Controlli e liti

Il Registro non influenza il reddito

di Adriano Pischetola

Un maggior reddito non può essere desunto dal valore accertato ai fini dell’imposta di registro. Ciò anche per le cessioni poste in essere prima della entrata in vigore del Dlgs 147/2015.

La Cassazione, pronunciandosi con l’ordinanza 9513/2018, in riferimento a una cessione di terreno edificabile oggetto di un accertamento di valore ai fini della sola imposta di registro, riconferma una linea di pensiero ormai consolidata (7488/2016, 22221/2016, 13571 /2017, 1823/2017), in ordine alla retroattività dell’articolo 5, comma 3 del Dlgs 147/2015. Per le cessioni di immobili e di aziende, l'esistenza di un maggior corrispettivo non è presumibile soltanto sulla base del valore dichiarato, accertato o definito ai fini delle imposte di registro, ipotecaria e catastale (e quindi non può formare oggetto di maggior imposizione sul reddito del soggetto cedente).

Nonostante la formulazione letterale cui è ricorso il legislatore (le norme ...”si interpretano'”, spesso la Suprema corte è dovuta intervenire per precisare che, in quanto interpretativa, la norma trova applicazione anche a situazioni giuridiche pregresse (purché non definite), in ciò anche evocando quanto la Consulta (sentenza 246/1992) ha evidenziato nel collegamento essenziale tra retroattività e norma interpretativa. Traspare in modo netto , proprio in ragione della locuzione utilizzata, - sostengono i supremi giudici - l'intendimento del legislatore di attribuire alla norma efficacia retroattiva, reso ancor più evidente dal fatto che proprio nella medesima norma si disciplina l'entrata in vigore di un’altra disposizione (richiamata al comma 1), ma non quella di cui qui si discute, contenuta nel comma 3.

Del resto ciò collima con la ratio del decreto 147/2015. Come si legge anche nella relazione illustrativa già elaborata nel corso dei lavori parlamentari, esso vuole costituire uno strumento per «rendere il nostro Paese maggiormente attrattivo e competitivo per le imprese, italiane o straniere, che intendono operare in Italia». E tra le altre strade indicate dal decreto, si profila quella di «creare un quadro normativo quanto più certo e trasparente per gli investitori» e ciò per «eliminare alcune distorsioni del sistema».

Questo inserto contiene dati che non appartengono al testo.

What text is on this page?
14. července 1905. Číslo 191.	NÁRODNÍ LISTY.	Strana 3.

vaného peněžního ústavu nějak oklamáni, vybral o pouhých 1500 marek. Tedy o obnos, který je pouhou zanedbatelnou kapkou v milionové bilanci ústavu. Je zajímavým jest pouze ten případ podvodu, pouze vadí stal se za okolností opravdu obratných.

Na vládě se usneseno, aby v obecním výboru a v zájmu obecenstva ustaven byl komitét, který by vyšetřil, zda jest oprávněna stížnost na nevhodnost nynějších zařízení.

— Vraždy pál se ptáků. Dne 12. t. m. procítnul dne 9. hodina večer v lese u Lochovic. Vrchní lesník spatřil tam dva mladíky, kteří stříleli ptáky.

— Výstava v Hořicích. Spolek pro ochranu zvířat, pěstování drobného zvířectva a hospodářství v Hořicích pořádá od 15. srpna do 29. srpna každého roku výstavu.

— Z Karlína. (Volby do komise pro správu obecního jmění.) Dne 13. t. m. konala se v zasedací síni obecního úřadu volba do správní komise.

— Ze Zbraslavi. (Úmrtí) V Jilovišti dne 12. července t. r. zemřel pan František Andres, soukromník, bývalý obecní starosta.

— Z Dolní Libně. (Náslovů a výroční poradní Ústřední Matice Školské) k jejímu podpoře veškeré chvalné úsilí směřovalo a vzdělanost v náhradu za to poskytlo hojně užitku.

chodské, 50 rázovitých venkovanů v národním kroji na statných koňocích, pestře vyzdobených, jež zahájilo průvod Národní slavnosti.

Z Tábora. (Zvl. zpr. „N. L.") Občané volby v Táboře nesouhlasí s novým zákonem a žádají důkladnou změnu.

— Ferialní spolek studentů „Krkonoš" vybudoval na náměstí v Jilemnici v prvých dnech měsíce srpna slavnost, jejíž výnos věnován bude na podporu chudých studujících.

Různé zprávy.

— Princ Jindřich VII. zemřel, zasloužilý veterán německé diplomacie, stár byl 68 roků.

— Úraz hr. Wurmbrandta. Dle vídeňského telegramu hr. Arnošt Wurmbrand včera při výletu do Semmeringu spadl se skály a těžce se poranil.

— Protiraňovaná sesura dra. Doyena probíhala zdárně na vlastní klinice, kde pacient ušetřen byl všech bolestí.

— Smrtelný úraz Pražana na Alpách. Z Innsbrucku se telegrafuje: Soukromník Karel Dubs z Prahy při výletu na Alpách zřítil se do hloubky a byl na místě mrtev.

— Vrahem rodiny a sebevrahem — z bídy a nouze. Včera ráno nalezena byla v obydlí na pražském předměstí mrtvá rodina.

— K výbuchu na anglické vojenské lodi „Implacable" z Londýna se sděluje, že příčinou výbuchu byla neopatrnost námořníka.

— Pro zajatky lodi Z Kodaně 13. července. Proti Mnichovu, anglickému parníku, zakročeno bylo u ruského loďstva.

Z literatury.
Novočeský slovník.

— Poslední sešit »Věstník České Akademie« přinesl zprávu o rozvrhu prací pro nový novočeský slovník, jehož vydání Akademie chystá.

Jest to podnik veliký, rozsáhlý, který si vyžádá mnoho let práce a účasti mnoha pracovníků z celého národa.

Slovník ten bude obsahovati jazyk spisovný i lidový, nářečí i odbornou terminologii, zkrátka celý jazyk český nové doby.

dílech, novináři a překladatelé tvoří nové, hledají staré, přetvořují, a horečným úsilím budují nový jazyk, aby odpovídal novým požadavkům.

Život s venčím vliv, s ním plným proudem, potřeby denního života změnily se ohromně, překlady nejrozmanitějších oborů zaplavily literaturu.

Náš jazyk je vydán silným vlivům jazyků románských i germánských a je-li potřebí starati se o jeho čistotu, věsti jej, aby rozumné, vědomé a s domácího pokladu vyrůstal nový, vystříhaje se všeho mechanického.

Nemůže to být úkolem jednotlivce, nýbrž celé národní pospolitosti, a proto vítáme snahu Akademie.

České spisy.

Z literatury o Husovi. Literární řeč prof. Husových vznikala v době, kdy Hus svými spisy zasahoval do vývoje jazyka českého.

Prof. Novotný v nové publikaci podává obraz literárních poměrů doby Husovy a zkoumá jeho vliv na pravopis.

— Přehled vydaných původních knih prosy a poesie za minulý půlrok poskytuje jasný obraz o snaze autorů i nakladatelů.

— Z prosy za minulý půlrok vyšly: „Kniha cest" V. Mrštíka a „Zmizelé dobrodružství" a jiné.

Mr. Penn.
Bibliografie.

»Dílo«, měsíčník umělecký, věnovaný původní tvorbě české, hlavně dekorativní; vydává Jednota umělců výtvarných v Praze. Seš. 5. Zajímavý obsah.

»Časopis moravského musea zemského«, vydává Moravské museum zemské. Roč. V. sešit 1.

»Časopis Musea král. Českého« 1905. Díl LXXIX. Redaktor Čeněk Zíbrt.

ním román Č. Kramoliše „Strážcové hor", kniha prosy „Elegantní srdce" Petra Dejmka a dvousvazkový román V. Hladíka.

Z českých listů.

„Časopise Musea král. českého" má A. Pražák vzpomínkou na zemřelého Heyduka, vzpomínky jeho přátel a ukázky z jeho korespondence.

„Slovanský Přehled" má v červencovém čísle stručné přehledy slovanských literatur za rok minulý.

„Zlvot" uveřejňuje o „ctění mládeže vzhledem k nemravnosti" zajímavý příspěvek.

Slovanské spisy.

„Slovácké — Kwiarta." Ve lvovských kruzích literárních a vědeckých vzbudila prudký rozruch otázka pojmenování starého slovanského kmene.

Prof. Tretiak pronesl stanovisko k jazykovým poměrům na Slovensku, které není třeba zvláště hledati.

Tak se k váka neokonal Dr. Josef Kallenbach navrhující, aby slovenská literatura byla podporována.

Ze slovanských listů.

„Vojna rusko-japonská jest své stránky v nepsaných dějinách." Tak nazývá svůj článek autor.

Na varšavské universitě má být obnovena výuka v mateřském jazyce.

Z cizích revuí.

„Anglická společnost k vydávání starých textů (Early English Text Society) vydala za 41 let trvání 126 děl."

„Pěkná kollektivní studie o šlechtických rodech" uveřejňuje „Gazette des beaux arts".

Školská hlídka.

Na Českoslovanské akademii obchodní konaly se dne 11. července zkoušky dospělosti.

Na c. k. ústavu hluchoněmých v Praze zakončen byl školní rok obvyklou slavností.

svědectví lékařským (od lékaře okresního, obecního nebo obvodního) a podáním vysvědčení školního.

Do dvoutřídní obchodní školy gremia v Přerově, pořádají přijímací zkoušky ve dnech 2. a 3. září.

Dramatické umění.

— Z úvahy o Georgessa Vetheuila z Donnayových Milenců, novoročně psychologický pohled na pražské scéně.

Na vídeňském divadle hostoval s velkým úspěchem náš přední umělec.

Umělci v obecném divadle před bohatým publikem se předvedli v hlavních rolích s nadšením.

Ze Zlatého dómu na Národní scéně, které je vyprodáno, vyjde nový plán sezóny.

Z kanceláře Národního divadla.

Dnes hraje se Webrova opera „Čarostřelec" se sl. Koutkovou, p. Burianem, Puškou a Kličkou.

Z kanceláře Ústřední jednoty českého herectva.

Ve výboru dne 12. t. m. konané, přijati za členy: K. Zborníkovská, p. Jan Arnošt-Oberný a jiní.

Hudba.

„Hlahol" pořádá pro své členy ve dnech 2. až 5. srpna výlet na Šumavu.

Il comma 3, articolo 5 del decreto ha inteso superare, evitando automatismi che sembravano fondati solo su di un indimostrato principio di «uniformità» del quadro normativo fiscale e di «vincolatività» delle procedure finalizzate al realizzo della pretesa fiscale.

Proprio in questa prospettiva, la medesima relazione illustrativa (così come la nota di lettura 90 del decreto reperibile tra gli atti dei lavori parlamentari) ne ribadiscono la natura «interpretativa» (e quindi la sua applicabilità anche a situazioni pregresse non ancora definite al momento dell'entrata in vigore).